With the eldest daughter and son successfully married off, the saga of Bridgerton turns now to sensitive Colin (Luke Newton). But even though Colin has the crucial surname (and “many people would do much worse to be connected to the Bridgertons”, as Polly Walker’s Baroness Featherington observes), the story really belongs to Penelope (Nicola Coughlan). She’s the bookish youngest Featherington sister, and author of the show’s central mechanic: Lady Whistledown’s gossip rag. Colin, returning from a grand tour of Europe, elects to play “marriage whisperer”, coaching Penelope to improve her prospects. But these meddling efforts soon unravel, as Penelope’s unrequited feelings for Colin begin to generate some reciprocal interest.
Each season of Bridgerton has, essentially, followed the dynamics of a Jane Austen novel. The first – in which a haughty duke learnt to let his guard down – evoked Pride and Prejudice. The second, with two sisters demonstrating differing but complementary romantic qualities, drew from Sense and Sensibility. And this third season is a take on Emma. “You’ve never been one for silly romances,” Colin says to his sister, Eloise (Claudia Jessie), when she name-checks the book. “Perhaps my tastes have changed,” she replies. Emma – a novel about the perils of tending to other people’s gardens before you tend to your own – starts to exert its pull over the narrative.
But where Emma stands as one of the great novels of the 19th century, the third chapter of Bridgerton has a fundamental issue. The show has always indulged in a swoon-worthy atmosphere, with a central romance confected purely for reasons of chemistry. Now that the focus has turned to Colin and Penelope, however, the dynamic is less solely obsessed with the dissolution of emotional walls. These characters, who have played important roles in the marriages of Daphne and Anthony in prior seasons, are not unknown quantities. The sparks that fly must jump the hurdle of plausibility that has already been set.
And then there is the Colin-shaped problem. Where Phoebe Dynevor’s Daphne was a naïf broken down by the strictures of her repressive society, and Jonathan Bailey’s Anthony a rake meeting his match, Colin is, well, a bit dull. That is why the emotional heavy-lifting falls to Penelope, freshly ostracised from her only friend, Eloise, as her authorship of Lady Whistledown’s papers slowly leaks out. Coughlan is a superb screen presence and has long been one of Bridgerton’s strengths. But the elevation of Penelope from a wallflower, observing and critiquing the Ton’s society, to the show’s protagonist, does her a disservice. Not least because the character is deeply flawed, exploiting her friends and family for the vicarious thrills of tittle-tattle. But here, this longstanding conflict is largely suppressed in favour of something more quotidian, and viewers are expected to dull their scepticism about the quality of Penelope’s character.

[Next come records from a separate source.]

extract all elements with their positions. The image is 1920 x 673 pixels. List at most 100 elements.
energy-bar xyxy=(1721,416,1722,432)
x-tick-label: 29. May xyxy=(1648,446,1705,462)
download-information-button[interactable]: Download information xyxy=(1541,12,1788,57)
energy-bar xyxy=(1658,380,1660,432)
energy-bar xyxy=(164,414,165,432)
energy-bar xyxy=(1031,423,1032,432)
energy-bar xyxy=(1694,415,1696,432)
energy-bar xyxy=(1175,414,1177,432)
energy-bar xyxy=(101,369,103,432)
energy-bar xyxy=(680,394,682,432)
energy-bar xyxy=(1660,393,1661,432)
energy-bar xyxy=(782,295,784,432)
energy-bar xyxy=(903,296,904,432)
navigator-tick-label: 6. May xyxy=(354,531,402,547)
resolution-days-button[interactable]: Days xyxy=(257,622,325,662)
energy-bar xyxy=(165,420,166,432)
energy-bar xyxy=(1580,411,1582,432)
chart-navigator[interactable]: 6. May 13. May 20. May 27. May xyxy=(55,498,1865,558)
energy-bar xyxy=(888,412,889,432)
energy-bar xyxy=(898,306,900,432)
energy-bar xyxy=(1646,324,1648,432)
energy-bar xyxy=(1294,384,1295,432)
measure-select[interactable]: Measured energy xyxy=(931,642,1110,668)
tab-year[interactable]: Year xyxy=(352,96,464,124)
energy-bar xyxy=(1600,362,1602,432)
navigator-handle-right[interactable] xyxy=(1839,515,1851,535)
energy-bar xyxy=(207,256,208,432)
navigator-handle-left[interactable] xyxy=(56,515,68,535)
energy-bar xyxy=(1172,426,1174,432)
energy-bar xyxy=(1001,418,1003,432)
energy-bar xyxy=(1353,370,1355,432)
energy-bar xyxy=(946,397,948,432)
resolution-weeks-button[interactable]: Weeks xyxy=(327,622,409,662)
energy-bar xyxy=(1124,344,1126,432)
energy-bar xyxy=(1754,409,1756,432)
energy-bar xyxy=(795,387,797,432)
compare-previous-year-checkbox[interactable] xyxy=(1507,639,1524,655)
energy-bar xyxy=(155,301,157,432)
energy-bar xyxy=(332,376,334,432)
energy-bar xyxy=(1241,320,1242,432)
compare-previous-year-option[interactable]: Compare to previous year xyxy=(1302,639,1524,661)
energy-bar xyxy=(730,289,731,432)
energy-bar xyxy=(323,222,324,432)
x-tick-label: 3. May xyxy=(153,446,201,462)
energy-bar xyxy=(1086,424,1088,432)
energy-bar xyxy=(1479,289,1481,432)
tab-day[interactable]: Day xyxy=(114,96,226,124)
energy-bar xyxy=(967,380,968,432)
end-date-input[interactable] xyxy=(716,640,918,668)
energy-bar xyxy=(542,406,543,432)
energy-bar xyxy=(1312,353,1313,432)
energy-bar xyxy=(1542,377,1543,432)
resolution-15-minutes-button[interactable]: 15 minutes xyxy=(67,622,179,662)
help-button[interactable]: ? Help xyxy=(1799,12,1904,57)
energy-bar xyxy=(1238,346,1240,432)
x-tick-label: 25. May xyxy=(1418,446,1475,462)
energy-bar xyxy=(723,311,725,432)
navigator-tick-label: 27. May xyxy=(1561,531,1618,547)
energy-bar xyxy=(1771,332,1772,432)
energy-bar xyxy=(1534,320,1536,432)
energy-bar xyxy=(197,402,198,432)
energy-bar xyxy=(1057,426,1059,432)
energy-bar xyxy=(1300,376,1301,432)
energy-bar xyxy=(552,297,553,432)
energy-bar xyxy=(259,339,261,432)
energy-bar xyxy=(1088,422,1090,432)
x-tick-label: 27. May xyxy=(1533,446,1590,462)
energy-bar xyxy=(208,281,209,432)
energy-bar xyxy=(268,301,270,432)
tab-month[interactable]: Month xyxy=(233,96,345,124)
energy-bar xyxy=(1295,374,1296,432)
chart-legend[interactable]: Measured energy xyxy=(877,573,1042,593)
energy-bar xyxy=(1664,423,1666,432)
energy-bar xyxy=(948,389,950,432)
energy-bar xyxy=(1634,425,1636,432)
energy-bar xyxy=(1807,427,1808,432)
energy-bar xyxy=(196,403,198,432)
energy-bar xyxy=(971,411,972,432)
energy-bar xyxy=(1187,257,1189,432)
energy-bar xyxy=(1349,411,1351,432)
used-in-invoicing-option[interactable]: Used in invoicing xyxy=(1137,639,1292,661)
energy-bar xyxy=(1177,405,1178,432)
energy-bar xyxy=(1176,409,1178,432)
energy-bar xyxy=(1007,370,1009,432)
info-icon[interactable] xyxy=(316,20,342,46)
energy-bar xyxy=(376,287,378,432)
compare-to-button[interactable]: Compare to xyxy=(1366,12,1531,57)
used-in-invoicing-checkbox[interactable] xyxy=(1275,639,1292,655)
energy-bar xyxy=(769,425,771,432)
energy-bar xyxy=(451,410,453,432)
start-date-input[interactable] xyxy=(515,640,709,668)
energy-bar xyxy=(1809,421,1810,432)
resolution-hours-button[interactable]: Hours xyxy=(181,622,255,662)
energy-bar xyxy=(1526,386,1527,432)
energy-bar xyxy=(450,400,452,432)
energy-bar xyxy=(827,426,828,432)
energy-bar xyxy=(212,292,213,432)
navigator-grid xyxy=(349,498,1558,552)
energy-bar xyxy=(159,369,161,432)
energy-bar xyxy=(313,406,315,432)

It removes one of the – very few – sharp notes from Bridgerton’s flavour profile. The absence of Anthony (off gallivanting with his wife for a few more months) leaves a spot in theBridgertonroster occupied by returning sister Francesca (Hannah Dodd in a role recast for this season), a doe-eyed ingenue who finds herself the unexpected “diamond” of the season. “There is another Bridgerton making her debut this season,” Julie Andrews’s narration announces cryptically, but Francesca is much of a muchness with her sister, Daphne, and the rest of the Regency social set. Where previously Bridgerton demonstrated a raunchy streak – a combination of bonnets and buttocks – that set it apart from the generic tweeness of a matchmaking period drama, it has begun to descend into many of those banal tropes. The writing (never a huge strength) is particularly flimsy, while the production design looks increasingly like the hyper-saturated, uncanny results produced by an AI tool.
That all results in a show that established fans will slurp down, without ever really acknowledging the subtle differences in taste. But where Emma managed to stick the emotional landing – making its heroine flawed but likeable – Bridgerton seems to think that likeability involves the meticulous excision of all edge. For a show that marketed itself as Jane Austen with more bite, this third instalment could learn much from its forebears about how to really sink your teeth in.